Senate: Worth our money?
Democracy is not cheap. Political instability is even more expensive.

PHOTO courtesy of Aram Lascano
P700 million for political theater
Twenty-eight days. An estimated P700 million in taxpayer money. And what did the Senate have to show for it? According to Sen. Ping Lacson, the answer is chaos.
The brief and turbulent reign of Alan Peter Cayetano as Senate president will likely be remembered less for any legislation and more for the political spectacle. The chamber descended into a power struggle that saw boycotts, competing claims of leadership, disputed hearings, and a Senate seemingly unable to decide who was actually in charge.
Most troubling was the controversy surrounding the Senate’s taking of Sen. Ronald “Bato” dela Rosa under its “protective custody” and his subsequent departure from the premises despite an ICC-issued warrant.
Regardless of one’s political position, the episode projected an image of an institution struggling to uphold order within its own walls.
It costs roughly P25 million a day to maintain the Senate. Every session delayed, every leadership dispute prolonged, and every political maneuver funded by taxpayers carries a hefty price.
Democracy is not cheap. Political instability is even more expensive.
The real issue is not who won the Senate power struggle. It is whether Filipinos received P700 million worth of governance or merely front-row seats to a political drama that should never have played out inside the nation’s highest legislative chamber.
— Jason Mago
Safe on the other side?
Congratulations to the Senate’s new majority. You won the political chess match.
The sessions are back, the committees are moving, and the institution appears functional again. Stability, we’re told, has prevailed.
But let’s not pretend that politics happened in a vacuum.
Some of the loudest defectors to the new majority, including former Senate President Chiz Escudero and Sen. Joel Villanueva, continue to face unresolved complaints. Those cases have not disappeared simply because the numbers on the floor changed.
This is the danger of transactional politics. The message it sends is unmistakable: Switch sides, join the winning coalition, and maybe the heat will die down. Maybe investigations will slow. Maybe accountability will be negotiable.
Whether or not this is true is almost beside the point. Public confidence is damaged the moment people begin to believe political loyalty is a currency that can buy institutional protection.
The burden is now on these senators to prove otherwise.
The same standard should apply to every member of the chamber, especially with an impeachment trial looming. Votes should never become bargaining chips, and pending cases should never become leverage in political negotiations.
The Senate is supposed to be the country’s highest deliberative body, not its largest trading floor.
The majority has won. Fine.
Now prove that principle won the victory, not promises whispered behind closed doors.
As for the public: Don’t forget the cases.
Changing seats should never erase accountability. — Carl Magadia
Walk in faith, walk by sight
Some believers place their faith in politicians simply because they speak the language of the Gospel.
Anyone can quote Scripture. Anyone can tell Bible stories. Anyone can sound holy.

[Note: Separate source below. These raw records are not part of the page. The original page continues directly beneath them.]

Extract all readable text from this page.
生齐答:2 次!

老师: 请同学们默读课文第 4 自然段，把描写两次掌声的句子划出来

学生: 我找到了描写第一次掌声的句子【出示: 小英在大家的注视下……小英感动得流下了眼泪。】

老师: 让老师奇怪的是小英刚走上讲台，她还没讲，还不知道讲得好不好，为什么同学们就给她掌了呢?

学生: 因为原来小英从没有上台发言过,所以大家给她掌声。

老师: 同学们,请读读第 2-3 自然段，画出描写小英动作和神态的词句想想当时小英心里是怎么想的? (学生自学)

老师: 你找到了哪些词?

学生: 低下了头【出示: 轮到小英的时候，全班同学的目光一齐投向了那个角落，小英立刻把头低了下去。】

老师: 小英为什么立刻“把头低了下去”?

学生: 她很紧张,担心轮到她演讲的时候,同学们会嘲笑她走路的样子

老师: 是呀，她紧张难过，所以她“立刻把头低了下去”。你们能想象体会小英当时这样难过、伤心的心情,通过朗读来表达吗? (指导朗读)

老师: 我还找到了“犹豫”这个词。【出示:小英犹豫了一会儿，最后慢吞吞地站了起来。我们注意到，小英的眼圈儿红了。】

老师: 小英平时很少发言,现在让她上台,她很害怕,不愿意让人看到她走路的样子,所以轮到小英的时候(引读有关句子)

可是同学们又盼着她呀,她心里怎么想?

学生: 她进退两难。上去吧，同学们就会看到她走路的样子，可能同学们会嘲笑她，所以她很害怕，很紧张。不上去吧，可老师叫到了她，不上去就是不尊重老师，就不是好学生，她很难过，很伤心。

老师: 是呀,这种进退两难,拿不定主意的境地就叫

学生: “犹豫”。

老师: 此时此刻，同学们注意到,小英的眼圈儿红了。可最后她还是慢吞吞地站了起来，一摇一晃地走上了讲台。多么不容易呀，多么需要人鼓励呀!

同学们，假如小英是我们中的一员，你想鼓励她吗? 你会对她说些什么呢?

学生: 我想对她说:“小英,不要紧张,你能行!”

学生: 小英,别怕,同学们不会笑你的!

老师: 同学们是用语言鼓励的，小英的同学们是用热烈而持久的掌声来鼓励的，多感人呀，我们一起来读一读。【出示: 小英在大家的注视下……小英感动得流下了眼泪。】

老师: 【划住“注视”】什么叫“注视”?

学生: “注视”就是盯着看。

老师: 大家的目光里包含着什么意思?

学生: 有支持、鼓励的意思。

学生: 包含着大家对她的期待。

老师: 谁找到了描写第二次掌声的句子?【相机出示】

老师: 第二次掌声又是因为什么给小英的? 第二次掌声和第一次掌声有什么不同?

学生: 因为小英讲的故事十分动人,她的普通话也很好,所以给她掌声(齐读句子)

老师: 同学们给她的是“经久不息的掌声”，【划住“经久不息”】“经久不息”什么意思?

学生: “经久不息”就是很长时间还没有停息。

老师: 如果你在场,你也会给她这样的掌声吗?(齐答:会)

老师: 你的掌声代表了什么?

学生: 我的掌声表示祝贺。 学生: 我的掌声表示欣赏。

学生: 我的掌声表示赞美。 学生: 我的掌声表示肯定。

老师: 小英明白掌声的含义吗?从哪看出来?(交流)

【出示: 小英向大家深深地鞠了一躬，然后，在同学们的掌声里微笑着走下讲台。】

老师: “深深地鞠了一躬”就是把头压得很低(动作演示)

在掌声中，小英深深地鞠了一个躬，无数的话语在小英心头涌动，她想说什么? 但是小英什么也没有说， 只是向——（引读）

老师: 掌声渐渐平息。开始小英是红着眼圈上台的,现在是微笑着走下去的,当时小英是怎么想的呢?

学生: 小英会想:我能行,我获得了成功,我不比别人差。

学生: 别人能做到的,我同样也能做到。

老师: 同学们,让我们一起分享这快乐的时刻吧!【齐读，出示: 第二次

Too many people mistake religion for integrity. They hear a Bible verse and assume honesty.
But politicians should be judged not by the verses they recite. Words are easy. Governance is hard. How leaders implement policies, spend public funds, and put people first speaks louder than any sermon.
Religious groups are becoming more vocal. They pray for peace amid Senate squabbles. They speak out against corruption. Good. But do not stop there.
Do not forget the lives lost in the drug war and the extrajudicial killings. Do not forget the farmers left behind while grand infrastructure projects took center stage. Do not forget the trillions in debt and the shrinking fiscal space left for future generations.
Justice cannot be selective. Faith cannot be selective. If you condemn corruption, condemn all corruption. If you seek justice, seek justice for all.
Walk in faith. But also walk by sight. Anyone can quote the Bible. Not everyone can live by it.